Die Personalchefin fing sogleich mit Ihren Fragen an, und mein Klient, der gut vorbereitet war, beantwortete das Fragengewitter. Man merkte ihm seine Unsicherheit, die durch die Anwesenheit der dritten Person entstand war, an. Jedoch versuchte er dies zu unterdrücken, indem er sich auf die Personalchefin konzentrierte. 

Die Blicke der dritten Person waren wir Blitze in seinem Nacken, und je länger das Gespräch dauerte wurde er zunehmend unsicherer. Das Gespräch war jetzt schon fast eine dreiviertel Stunde alt, und der Mann am anderen Ende des Tisches hatte noch kein Wort gesagt. 

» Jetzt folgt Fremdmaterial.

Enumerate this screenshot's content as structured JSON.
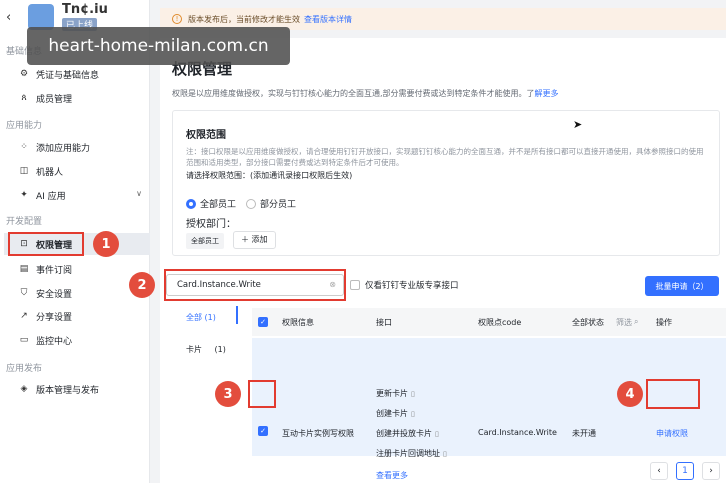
{
  "sidebar": {
    "back_icon": "chevron-left-icon",
    "app_name": "Tn¢.iu",
    "app_status": "已上线",
    "sections": [
      {
        "title": "基础信息"
      },
      {
        "title": "应用能力"
      },
      {
        "title": "开发配置"
      },
      {
        "title": "应用发布"
      }
    ],
    "items": [
      {
        "label": "凭证与基础信息",
        "icon": "gear-icon"
      },
      {
        "label": "成员管理",
        "icon": "user-icon"
      },
      {
        "label": "添加应用能力",
        "icon": "grid-icon"
      },
      {
        "label": "机器人",
        "icon": "robot-icon"
      },
      {
        "label": "AI 应用",
        "icon": "ai-icon"
      },
      {
        "label": "权限管理",
        "icon": "lock-icon"
      },
      {
        "label": "事件订阅",
        "icon": "calendar-icon"
      },
      {
        "label": "安全设置",
        "icon": "shield-icon"
      },
      {
        "label": "分享设置",
        "icon": "share-icon"
      },
      {
        "label": "监控中心",
        "icon": "monitor-icon"
      },
      {
        "label": "版本管理与发布",
        "icon": "layers-icon"
      }
    ]
  },
  "watermark": "heart-home-milan.com.cn",
  "notice": {
    "text": "版本发布后，当前修改才能生效",
    "link": "查看版本详情"
  },
  "page": {
    "title": "权限管理",
    "desc": "权限是以应用维度做授权，实现与钉钉核心能力的全面互通,部分需要付费或达到特定条件才能使用。了",
    "desc_link": "解更多"
  },
  "scope": {
    "title": "权限范围",
    "note": "注：接口权限是以应用维度做授权，请合理使用钉钉开放接口，实现题钉钉核心能力的全面互通，并不是所有接口都可以直接开通使用，具体参照接口的使用范围和适用类型，部分接口需要付费或达到特定条件后才可使用。",
    "select_label": "请选择权限范围：(添加通讯录接口权限后生效)",
    "radio_all": "全部员工",
    "radio_part": "部分员工",
    "auth_label": "授权部门：",
    "tag": "全部员工",
    "add_btn": "＋ 添加"
  },
  "toolbar": {
    "search_value": "Card.Instance.Write",
    "only_label": "仅看钉钉专业版专享接口",
    "batch_btn": "批量申请（2）"
  },
  "tabs": [
    {
      "label": "全部",
      "count": "(1)"
    },
    {
      "label": "卡片",
      "count": "(1)"
    }
  ],
  "table": {
    "headers": [
      "权限信息",
      "接口",
      "权限点code",
      "全部状态",
      "筛选",
      "操作"
    ],
    "row": {
      "name": "互动卡片实例写权限",
      "interfaces": [
        "更新卡片",
        "创建卡片",
        "创建并投放卡片",
        "注册卡片回调地址"
      ],
      "more": "查看更多",
      "code": "Card.Instance.Write",
      "status": "未开通",
      "action": "申请权限"
    }
  },
  "pager": {
    "prev": "‹",
    "page": "1",
    "next": "›"
  },
  "badges": [
    "1",
    "2",
    "3",
    "4"
  ]
}
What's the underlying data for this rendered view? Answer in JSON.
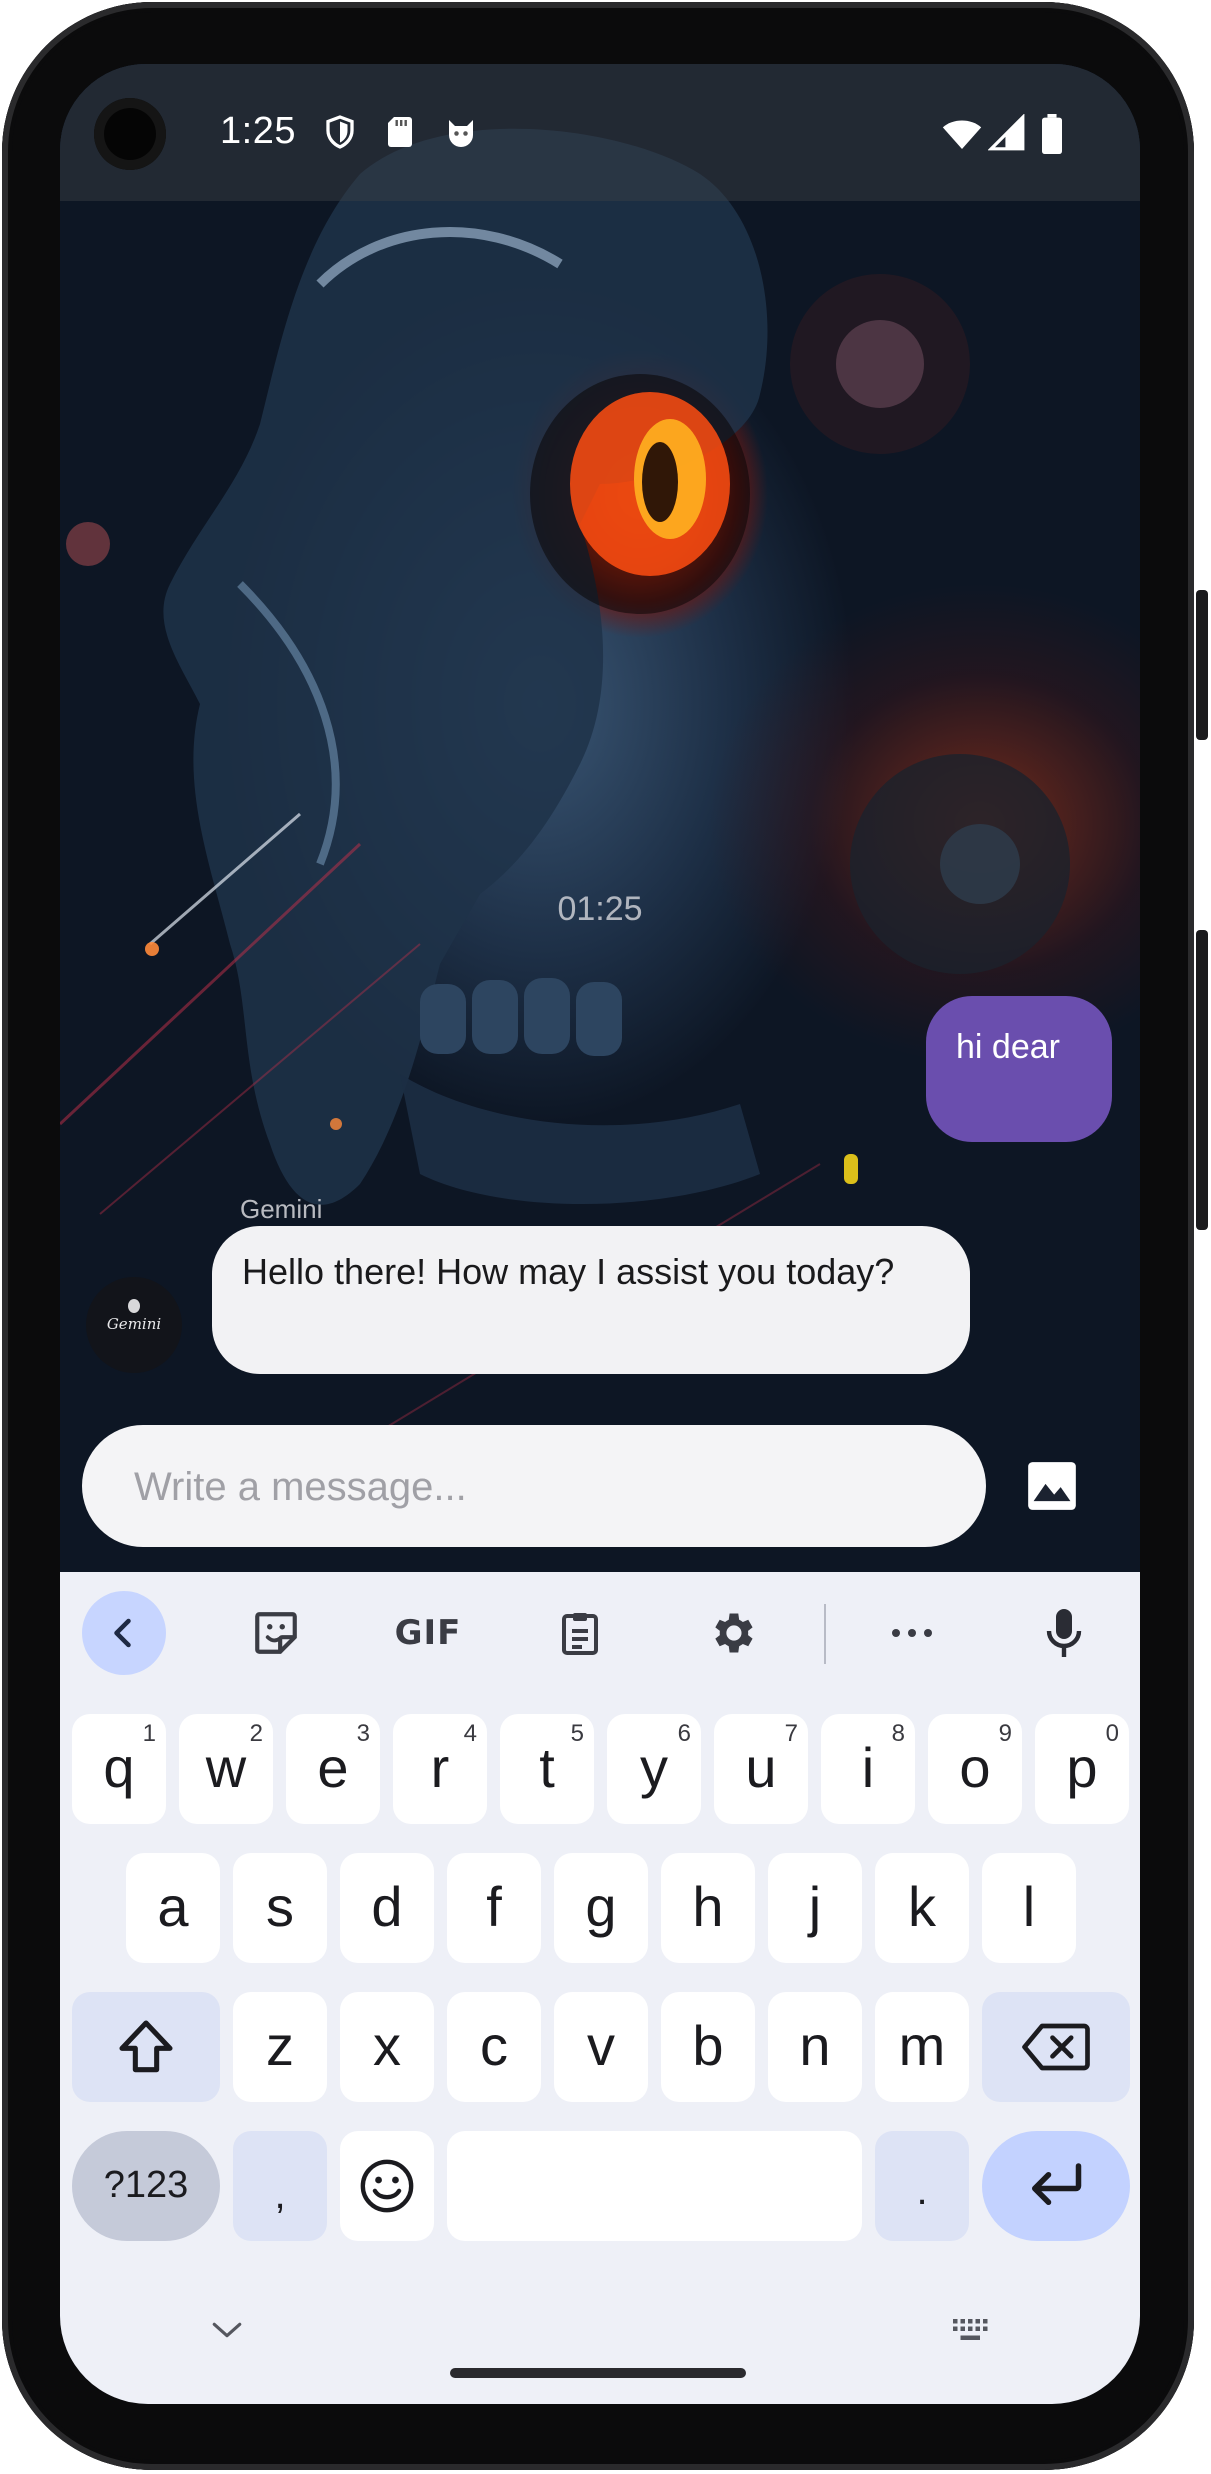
{
  "status_bar": {
    "time": "1:25",
    "icons": [
      "shield-icon",
      "sd-card-icon",
      "cat-face-icon",
      "wifi-icon",
      "signal-icon",
      "battery-icon"
    ]
  },
  "chat": {
    "timestamp": "01:25",
    "messages": [
      {
        "sender": "user",
        "text": "hi dear"
      },
      {
        "sender": "Gemini",
        "text": "Hello there! How may I assist you today?"
      }
    ],
    "avatar_label": "Gemini",
    "input_placeholder": "Write a message..."
  },
  "keyboard": {
    "toolbar": {
      "gif_label": "GIF",
      "icons": [
        "back-chevron-icon",
        "sticker-icon",
        "gif-icon",
        "clipboard-icon",
        "settings-icon",
        "more-icon",
        "microphone-icon"
      ]
    },
    "row1": [
      {
        "key": "q",
        "hint": "1"
      },
      {
        "key": "w",
        "hint": "2"
      },
      {
        "key": "e",
        "hint": "3"
      },
      {
        "key": "r",
        "hint": "4"
      },
      {
        "key": "t",
        "hint": "5"
      },
      {
        "key": "y",
        "hint": "6"
      },
      {
        "key": "u",
        "hint": "7"
      },
      {
        "key": "i",
        "hint": "8"
      },
      {
        "key": "o",
        "hint": "9"
      },
      {
        "key": "p",
        "hint": "0"
      }
    ],
    "row2": [
      "a",
      "s",
      "d",
      "f",
      "g",
      "h",
      "j",
      "k",
      "l"
    ],
    "row3": [
      "z",
      "x",
      "c",
      "v",
      "b",
      "n",
      "m"
    ],
    "row4": {
      "symbols": "?123",
      "comma": ",",
      "period": "."
    }
  },
  "colors": {
    "user_bubble": "#6a4eae",
    "bot_bubble": "#f2f2f4",
    "keyboard_bg": "#eef0f7",
    "enter_key": "#c3d2ff"
  }
}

Nun ging es um die Frage des Gehaltes. Als mein Klient sein Wunschgehalt nannte kam plötzlich Bewegung in die dritte Person. Er sprang auf, schlug mit seiner Faust auf den Tisch und schrie: "Es ist doch immer das gleiche mit diesen alten Säcken. Einen Haufen Geld verdienen wollen, aber bei jedem kleinen Gebrechen zuhause bleiben! "Ich sage Ihnen gleich," brüllte er die Personalchefin an, "das wird wieder nichts!" Er lehnte sich über den Tisch, so dass mein Klient seinen Atem spüren konnte und schrie noch lauter: "Sie stellen wir ganz bestimmt nicht ein" Dann verschwand er durch die Tür.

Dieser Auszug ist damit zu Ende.